RADARBANJARMASIN.JAWAPOS.COM, Batulicin – Komisi III DPRD Kabupaten Tanah Bumbu akan melakukan inspeksi mendadak (sidak) ke kawasan pelabuhan di Kecamatan Angsana pada Jumat mendatang. Langkah tersebut diambil menyusul banyaknya keluhan warga terkait dugaan pencemaran debu batu bara yang disebut mengganggu lingkungan permukiman.
Wakil Ketua Komisi III DPRD Tanah Bumbu, I Wayan Sudarma, mengatakan laporan mengenai debu hitam yang diduga berasal dari aktivitas di kawasan pelabuhan hampir setiap hari diterima pihaknya.
Menurutnya, keluhan masyarakat meningkat saat musim kemarau karena debu lebih mudah terbawa angin hingga masuk ke kawasan permukiman.
"Memasuki musim kemarau, debu diduga semakin mudah terbawa angin ke rumah-rumah warga. Hampir setiap hari kami menerima laporan masyarakat, baik melalui pesan maupun disampaikan langsung. Karena itu, Jumat nanti Komisi III bersama masyarakat akan turun melakukan sidak," kata I Wayan.
Ia menjelaskan, sidak bertujuan melihat langsung kondisi di lapangan sekaligus memastikan sumber debu yang dikeluhkan warga.
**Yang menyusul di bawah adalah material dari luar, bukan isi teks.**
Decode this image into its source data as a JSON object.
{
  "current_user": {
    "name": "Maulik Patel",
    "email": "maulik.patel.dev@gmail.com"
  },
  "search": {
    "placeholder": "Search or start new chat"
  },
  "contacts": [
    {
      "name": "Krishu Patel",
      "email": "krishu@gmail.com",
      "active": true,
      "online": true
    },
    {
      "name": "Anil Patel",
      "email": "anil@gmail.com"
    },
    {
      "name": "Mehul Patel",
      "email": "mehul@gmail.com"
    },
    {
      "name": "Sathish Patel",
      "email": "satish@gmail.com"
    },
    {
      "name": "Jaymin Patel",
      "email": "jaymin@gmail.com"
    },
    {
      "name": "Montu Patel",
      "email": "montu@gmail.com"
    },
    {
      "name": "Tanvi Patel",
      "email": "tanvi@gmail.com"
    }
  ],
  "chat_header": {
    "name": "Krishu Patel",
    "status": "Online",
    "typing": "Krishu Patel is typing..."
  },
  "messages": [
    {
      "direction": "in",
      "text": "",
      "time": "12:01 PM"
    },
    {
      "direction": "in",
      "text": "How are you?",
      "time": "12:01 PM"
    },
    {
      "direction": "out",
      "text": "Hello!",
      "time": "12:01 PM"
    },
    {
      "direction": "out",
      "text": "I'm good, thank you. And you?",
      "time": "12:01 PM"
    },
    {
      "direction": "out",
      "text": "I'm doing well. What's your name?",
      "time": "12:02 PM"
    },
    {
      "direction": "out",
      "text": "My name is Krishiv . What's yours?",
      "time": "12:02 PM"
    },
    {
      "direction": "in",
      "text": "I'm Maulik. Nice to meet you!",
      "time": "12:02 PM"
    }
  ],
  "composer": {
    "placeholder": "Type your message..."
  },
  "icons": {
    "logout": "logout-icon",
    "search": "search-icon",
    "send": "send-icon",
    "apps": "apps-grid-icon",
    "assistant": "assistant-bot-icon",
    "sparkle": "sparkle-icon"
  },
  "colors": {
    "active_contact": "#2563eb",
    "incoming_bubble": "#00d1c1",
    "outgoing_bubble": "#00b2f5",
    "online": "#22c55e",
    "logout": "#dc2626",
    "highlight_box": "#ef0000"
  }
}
Apabila hasil peninjauan menunjukkan debu berasal dari aktivitas pelabuhan, Komisi III akan meminta perusahaan terkait segera mengambil langkah penanganan untuk mencegah dampak lebih luas.
"Kalau memang terbukti berasal dari aktivitas tersebut, kami akan meminta perusahaan segera mengatasi persoalan debu batu bara ini karena menyangkut kepentingan masyarakat," ujarnya.
Selain berdampak pada kenyamanan lingkungan, I Wayan menilai paparan debu juga berpotensi mengganggu kesehatan warga, terutama anak-anak yang setiap hari beraktivitas di sekitar permukiman.
"Persoalan ini harus segera ditangani agar tidak terus berdampak kepada masyarakat, khususnya anak-anak," pungkasnya.
Sebelumnya, warga Desa Mekar Jaya mengeluhkan debu batu bara yang diduga berasal dari aktivitas di kawasan pelabuhan Angsana. Debu yang muncul saat musim kemarau itu disebut masuk ke permukiman, sekolah, warung, hingga tempat ibadah. Pemerintah desa mengaku telah beberapa kali berkoordinasi dengan perusahaan agar meningkatkan upaya pengendalian debu, terutama melalui penyiraman jalan.